Surgical Management of Intrahepatic Cholangiocarcinoma in the Modern Era: Advances and Challenges

Ioannis T. Konstantinidis; Nikolaos Arkadopoulos; Cristina R. Ferrone


Chin Clin Oncol. 2016;5(1) 

In This Article

Abstract and Introduction


Intrahepatic cholangiocarcinoma (ICC) is one of the few gastrointestinal cancers with increasing incidence and mortality worldwide. Unlike hepatocellular carcinoma (HCC) which arises usually in a cirrhotic environment ICC frequently arises in the context of normal hepatic parenchyma. Surgical resection represents the mainstay of curative treatment, with minimally invasive approaches being increasingly utilized. Despite good surgical outcomes, most patients suffer from disease recurrence and eventually succumb to their disease. Effective adjuvant treatments are therefore needed. For unresectable disease hepatic artery utilization techniques are becoming more widely used. New treatments for non metastatic disease such as proton beam therapy (PBT) are also emerging. Systemic chemotherapy is also changing and targeted biologic agents are being added to conventional chemotherapeutic agents.


Intrahepatic cholangiocarcinoma (ICC) is the second most common primary liver cancer and it has been increasing in incidence and mortality.[1,2] This increase can be at least partially attributed to our improved ability to accurately diagnose ICC and differentiate it from other adenocarcinomas.[3]

Unlike hepatocellular carcinoma (HCC) which arises in the setting of chronic liver disease [i.e., from viral hepatitis, alcohol abuse, and/or nonalcoholic steatohepatitis (NASH)[4]], ICC often occurs in patients with no existing risk factors. Therefore, the application of prevention or screening strategies is not feasible. Consequently, unlike HCC where the status of the underlying liver parenchyma condition is crucial in the selection between resection versus transplantation, ICC usually does not appear in a cirrhotic environment making surgical resection the mainstay of treatment.

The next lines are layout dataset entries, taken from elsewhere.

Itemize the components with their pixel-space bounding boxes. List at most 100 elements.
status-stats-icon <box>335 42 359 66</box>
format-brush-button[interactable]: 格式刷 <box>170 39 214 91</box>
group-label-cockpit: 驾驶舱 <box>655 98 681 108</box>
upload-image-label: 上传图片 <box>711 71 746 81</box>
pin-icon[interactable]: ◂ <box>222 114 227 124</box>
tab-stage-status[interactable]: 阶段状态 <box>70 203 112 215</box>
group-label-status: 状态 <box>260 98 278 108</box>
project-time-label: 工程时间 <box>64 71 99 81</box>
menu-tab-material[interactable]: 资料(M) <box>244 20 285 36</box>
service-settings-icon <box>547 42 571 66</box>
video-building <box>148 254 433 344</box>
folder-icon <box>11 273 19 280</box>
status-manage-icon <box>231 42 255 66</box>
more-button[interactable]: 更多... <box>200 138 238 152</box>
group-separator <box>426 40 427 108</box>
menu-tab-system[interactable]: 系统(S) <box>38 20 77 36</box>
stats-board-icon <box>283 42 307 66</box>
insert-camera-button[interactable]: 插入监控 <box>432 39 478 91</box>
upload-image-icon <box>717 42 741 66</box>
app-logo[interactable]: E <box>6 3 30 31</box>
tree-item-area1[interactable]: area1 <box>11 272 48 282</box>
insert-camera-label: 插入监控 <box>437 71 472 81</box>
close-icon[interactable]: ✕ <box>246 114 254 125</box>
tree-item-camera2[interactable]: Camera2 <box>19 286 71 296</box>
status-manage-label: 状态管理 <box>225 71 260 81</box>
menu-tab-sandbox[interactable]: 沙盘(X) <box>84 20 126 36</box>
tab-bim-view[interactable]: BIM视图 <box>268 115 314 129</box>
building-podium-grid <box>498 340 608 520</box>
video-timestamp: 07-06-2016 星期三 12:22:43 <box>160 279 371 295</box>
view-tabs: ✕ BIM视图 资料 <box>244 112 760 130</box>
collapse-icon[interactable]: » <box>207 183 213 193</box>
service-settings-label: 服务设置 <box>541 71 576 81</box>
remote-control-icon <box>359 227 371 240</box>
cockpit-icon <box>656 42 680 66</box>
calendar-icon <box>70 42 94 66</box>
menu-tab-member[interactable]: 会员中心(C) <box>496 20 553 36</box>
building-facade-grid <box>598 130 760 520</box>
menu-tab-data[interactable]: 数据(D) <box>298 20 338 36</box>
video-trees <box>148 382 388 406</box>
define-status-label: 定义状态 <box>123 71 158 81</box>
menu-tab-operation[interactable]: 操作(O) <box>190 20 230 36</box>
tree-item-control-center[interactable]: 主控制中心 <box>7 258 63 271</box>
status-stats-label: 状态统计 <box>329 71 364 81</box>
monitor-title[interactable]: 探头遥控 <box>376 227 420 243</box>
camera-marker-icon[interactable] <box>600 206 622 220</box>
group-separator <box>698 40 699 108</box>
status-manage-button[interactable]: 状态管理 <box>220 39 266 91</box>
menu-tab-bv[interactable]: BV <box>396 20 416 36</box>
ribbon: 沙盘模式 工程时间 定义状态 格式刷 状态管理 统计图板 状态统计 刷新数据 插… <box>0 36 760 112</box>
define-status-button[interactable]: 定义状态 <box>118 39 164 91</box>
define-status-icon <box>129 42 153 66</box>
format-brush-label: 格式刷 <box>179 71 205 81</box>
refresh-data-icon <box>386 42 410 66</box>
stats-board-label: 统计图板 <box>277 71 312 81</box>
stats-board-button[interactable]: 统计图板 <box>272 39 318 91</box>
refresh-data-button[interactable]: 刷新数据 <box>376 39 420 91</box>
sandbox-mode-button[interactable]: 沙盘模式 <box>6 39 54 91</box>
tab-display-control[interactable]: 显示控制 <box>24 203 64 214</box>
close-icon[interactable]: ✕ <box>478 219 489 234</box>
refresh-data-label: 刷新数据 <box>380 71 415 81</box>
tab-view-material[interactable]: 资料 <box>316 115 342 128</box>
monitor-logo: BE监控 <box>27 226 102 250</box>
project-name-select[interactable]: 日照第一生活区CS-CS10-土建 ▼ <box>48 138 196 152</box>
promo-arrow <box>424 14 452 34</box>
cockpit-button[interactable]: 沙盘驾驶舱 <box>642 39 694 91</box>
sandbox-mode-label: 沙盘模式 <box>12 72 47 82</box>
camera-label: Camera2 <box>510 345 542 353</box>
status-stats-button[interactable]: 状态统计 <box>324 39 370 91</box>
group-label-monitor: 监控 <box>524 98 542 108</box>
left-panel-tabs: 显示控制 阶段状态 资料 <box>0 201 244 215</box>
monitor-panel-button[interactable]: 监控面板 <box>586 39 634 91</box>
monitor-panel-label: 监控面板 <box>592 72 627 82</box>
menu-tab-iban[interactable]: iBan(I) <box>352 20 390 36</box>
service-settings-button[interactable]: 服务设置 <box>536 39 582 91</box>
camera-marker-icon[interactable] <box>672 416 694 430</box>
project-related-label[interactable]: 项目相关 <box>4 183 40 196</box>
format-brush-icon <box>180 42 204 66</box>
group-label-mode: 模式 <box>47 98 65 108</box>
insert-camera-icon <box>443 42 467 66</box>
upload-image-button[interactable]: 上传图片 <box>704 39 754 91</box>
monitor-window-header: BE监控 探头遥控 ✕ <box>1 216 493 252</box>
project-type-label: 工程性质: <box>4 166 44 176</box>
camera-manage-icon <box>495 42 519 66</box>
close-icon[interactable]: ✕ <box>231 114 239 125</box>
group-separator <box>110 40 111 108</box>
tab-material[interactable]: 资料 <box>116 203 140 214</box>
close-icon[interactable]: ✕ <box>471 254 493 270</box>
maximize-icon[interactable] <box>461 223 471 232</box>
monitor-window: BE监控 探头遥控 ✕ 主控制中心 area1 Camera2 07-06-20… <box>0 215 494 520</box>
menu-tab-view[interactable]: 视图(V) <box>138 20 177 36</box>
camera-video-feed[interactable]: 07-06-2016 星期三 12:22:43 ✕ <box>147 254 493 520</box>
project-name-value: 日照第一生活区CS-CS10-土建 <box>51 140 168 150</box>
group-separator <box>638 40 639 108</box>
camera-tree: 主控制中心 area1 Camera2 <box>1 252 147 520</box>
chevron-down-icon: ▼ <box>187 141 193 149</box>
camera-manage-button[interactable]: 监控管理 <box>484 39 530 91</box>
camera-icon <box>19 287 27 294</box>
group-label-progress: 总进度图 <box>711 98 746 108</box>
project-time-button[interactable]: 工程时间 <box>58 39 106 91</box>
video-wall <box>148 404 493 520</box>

Hepatic resections can now be performed safely in tertiary centers with minimal mortality and acceptable morbidity.[5,6] The 5-year survival rate for patients who undergo resection with curative intent however is only 21% to 35% in the largest series.[7–10] Most patients suffer from disease recurrence, and the majority of these recurrences occur within the liver itself.[11] Due to the lack of phase 3 trials there is no established adjuvant treatment. Extrapolating treatment strategies from advanced biliary cancer, gemcitabine based regimens are usually utilized in the adjuvant setting, most often as a doublet with cisplatin or oxaliplatin.[12,13]

The technique of hepatic resection itself is changing. Minimally invasive hepatic resections are increasingly being utilized for the treatment of primary and metastatic liver cancer. Their advantages of faster recovery, decreased pain and better cosmetic outcome coupled with comparable morbidity, mortality and oncologic outcomes has made minimally invasive hepatic resection a desirable option.

For advanced ICC, locoregional treatments are increasingly being utilized in an effort to control the liver disease. However, their application has never been studied in phase 3 clinical trials making their use limited. Small studies have described varying degrees of effectiveness.[14–16] New treatment modalities such as proton beam therapy (PBT) have started to emerge in an effort to control liver disease effectively.

Even though the changes in systemic chemotherapy are not a primary aim of this article, highlighting some recent changes is important. After the introduction of the gemcitabine/cisplatin doublet as a gold standard for advanced biliary cancer[12] our increasing knowledge of the genetics of biliary cancer helps us adopt a targeted approach and introduce new agents to the existing gemcitabine based regimens for improved outcomes.[17]